Since 9/11, it has been harder to acquire good dogs because of a worldwide demand for them, Henry said. Dollars for Dogs paid $3,500 for Ricco. Police dogs now run about $8,000, according to the price list from Alderhorst.
Ricco has raised more money for Dollars for Dogs than all of the other dogs combined, said Marshall Johnson, secretary and treasurer of the organization: "He's our mascot, an absolute favorite and crowd pleaser."
Which is why Henry is keeping Ricco, who will spend his retirement at Henry's Hillside home with Henry and his wife, Tara.

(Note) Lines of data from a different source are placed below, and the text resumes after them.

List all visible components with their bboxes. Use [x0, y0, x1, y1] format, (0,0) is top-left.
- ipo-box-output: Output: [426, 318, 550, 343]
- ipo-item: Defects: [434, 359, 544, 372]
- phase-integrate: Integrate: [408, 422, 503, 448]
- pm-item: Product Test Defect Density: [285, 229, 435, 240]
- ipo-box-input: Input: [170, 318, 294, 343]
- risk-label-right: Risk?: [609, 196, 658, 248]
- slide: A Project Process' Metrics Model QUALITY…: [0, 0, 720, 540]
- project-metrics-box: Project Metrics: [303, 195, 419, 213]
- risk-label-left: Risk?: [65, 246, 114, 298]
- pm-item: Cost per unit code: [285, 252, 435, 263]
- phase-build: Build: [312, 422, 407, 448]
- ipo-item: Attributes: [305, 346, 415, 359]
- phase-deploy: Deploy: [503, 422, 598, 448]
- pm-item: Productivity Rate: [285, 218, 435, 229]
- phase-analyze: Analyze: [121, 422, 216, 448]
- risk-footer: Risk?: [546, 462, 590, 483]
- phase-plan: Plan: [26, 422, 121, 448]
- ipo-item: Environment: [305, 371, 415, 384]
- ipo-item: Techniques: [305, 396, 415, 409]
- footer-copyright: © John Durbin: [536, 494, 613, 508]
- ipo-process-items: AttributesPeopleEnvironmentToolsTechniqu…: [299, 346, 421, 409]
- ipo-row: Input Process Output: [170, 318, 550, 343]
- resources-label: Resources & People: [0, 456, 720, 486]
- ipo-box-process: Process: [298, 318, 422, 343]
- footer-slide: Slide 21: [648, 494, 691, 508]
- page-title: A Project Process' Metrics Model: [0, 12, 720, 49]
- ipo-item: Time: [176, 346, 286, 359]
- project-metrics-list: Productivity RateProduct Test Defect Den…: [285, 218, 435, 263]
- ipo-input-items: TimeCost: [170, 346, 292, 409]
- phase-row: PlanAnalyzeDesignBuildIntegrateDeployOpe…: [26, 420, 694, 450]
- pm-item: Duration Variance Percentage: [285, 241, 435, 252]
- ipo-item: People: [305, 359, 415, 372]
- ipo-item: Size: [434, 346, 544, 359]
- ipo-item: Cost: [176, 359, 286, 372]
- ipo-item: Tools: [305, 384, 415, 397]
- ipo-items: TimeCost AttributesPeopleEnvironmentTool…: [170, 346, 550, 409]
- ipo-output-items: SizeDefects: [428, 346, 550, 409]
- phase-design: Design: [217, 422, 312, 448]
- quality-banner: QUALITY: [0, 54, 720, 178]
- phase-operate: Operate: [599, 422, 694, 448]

"He's her baby," Tony Henry said.
Retirement will still mean running two to three miles a day on his treadmill at the Henry house. (Ricco was long ago trained to exercise indoors.) But it will also mean more runs in Kincaid Park, boat rides down in Kenai and plenty of hiking, Tara Henry said.
"I might even let him sleep in my bed when Tony's away," she said. "Don't tell Tony that, though."